Memang kami begitu berbeda, kalau mencoba membandingkan kami berdua, seperti ‘brown coffee’ dan ‘black coffee’. Bang Yerry yang coklat, aku yang hitam. Brown coffee diminum untuk bersantai, kadang dalam bentuk three in one, plus susu dan gula. Benar-benar disukai, memberikan pengaruh sedikit demi sedikit. Brown coffee (apalagi cappuccino) bahkan bisa diminum bergelas-gelas setiap hari. Sensasi yang diberikannya benar-benar indah, apalagi dalam suasana dingin, hujan. Benar-benar menambah akrab dan hangat suasana. Inspirasi brown coffee bahkan membuat pena penulis menari-nari, membangkitkan potensi.

Bagaimana dengan black coffee? Penikmatnya jarang, saya pun bukan salah satunya. Rasanya yang pahit, sebanding dengan kehitamannya yang pekat. Saya pernah menikmati coffee latte di salah satu cafĂ© did ago. Pagi-pagi, sambil ber- hot spot ria, saya asal pesan saja. Padahal pelayannya sudah memperingatkan. Alhasil hadirlah kopi dengan cangkir maha kecil yang Cuma terisi setengah. Pahit minta ampun, semua saraf di kepala saya seperti menegang. Katanya itu biangnya kopi, diminum sedikit-sedikit. Saya teringat pada ‘oppung doli’ yang menghabiskan kopi pahit yang dibuat pagi hari, baru pada sore hari. Tapi dampaknya, itu tadi: ‘KESADARAN TOTAL’. Secangkir kopi pahit akan memuluskan selesainya pekerjaan satpam jaga malam.

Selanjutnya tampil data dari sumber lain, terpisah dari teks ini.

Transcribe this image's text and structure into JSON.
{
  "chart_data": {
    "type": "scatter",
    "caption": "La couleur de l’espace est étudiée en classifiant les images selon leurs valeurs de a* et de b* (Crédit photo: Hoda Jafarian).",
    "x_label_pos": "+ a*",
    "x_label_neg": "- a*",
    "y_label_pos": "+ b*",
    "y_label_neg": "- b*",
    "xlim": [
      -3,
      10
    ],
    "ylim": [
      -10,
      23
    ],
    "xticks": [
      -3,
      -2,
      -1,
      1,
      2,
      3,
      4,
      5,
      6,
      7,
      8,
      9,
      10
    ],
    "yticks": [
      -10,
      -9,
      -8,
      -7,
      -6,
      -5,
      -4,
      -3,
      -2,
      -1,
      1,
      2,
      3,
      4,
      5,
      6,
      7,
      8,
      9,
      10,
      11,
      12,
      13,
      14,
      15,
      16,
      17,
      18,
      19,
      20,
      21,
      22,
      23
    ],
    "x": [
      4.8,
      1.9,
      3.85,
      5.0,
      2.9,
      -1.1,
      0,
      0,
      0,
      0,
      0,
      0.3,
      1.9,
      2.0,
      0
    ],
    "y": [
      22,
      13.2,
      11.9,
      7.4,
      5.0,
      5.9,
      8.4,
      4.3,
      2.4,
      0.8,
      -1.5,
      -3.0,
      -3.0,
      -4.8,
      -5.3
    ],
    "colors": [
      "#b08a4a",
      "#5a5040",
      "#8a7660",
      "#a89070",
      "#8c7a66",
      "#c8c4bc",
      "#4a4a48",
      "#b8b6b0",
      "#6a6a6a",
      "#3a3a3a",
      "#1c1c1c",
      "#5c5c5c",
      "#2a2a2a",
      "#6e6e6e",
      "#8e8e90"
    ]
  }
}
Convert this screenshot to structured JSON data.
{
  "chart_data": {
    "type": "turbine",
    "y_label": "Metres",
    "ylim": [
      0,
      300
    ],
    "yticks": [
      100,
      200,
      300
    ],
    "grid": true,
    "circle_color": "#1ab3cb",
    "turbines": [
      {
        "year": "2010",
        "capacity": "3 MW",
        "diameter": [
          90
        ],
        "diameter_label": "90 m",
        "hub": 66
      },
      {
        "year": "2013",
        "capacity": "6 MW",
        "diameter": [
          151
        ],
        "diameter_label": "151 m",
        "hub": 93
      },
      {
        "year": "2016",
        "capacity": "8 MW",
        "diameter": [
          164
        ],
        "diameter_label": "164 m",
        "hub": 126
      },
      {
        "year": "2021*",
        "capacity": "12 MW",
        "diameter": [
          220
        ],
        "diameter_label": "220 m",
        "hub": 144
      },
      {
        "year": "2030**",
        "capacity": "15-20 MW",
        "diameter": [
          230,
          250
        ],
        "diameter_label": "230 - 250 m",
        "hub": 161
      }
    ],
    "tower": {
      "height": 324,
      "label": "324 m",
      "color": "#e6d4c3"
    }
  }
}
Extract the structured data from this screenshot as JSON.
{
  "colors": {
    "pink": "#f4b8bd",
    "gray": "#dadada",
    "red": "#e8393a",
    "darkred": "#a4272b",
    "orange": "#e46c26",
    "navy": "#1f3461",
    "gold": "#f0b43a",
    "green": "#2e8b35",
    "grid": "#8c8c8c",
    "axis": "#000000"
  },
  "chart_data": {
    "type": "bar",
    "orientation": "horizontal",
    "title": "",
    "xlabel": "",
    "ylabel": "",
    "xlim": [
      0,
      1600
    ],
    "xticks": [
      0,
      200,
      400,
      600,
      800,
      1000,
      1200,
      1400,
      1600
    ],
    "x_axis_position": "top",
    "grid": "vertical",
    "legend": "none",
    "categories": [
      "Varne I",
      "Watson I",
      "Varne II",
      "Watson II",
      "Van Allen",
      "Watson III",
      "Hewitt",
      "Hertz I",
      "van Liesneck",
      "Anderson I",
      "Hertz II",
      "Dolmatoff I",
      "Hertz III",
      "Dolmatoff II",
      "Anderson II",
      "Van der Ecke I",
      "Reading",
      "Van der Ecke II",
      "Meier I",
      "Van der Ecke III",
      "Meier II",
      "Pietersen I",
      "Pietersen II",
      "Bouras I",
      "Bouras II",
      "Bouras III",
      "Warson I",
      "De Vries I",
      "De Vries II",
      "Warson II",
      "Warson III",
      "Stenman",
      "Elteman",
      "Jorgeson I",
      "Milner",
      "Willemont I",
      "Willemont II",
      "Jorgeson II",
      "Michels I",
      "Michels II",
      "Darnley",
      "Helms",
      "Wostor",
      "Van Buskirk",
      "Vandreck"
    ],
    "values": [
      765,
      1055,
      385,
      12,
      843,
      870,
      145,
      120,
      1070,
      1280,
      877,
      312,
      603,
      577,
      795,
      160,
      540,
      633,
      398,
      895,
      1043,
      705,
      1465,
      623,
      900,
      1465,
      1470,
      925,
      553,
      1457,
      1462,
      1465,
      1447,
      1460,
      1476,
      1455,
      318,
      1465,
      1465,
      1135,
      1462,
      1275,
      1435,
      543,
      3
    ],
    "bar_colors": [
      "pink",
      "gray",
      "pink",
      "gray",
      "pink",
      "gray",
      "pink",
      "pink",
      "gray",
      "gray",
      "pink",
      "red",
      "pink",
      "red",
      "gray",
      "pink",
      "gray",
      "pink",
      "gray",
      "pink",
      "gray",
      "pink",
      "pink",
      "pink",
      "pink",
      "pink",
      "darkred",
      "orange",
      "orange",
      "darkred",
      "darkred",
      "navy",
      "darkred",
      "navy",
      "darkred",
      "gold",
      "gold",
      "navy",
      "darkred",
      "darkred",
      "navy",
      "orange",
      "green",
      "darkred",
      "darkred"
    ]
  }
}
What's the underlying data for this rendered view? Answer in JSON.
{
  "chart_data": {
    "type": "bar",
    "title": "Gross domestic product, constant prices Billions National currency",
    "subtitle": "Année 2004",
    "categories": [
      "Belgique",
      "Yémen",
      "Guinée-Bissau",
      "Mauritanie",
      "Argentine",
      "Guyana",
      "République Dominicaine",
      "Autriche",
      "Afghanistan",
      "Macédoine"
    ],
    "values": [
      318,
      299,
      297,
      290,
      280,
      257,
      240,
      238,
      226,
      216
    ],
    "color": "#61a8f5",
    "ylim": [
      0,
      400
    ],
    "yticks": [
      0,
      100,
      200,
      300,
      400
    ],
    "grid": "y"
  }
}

Saya memang lebih suka menjadi brown coffee; cappuccino. Tapi, sepertinya saya harus tahu diri, saya ini black coffee; kopi pahit. Saya masih berharap beberapa tahun kedepan akan bertemu kembali dengan anak-anak rohani saya yang menyambut saya dengan antusias, senyum, dan pengakuan betapa hidupnya berubah karena pekerjaan Yuhan melalui pelayanan saya sewaktu dia kuliah dahulu. Tetapi seandainya itu tidak terjadi pun, saya harus mengucap syukur atas beberapa syaraf kendur yang kemudian menegang; atas otak tumpul yang menjadi tajam; atas KESADARAN TOTAL yang mereka alami.

Kutuk “menjadi berguna, cukuplah!” kelihatannya akan menjadi salib yang harus saya pikul tiap-tiap hari.

TERIMA KASIH BANG YERRY, TERIMA KASIH SUDAH MENJADI ‘BROWN COFFEE’ BAGI KAMI!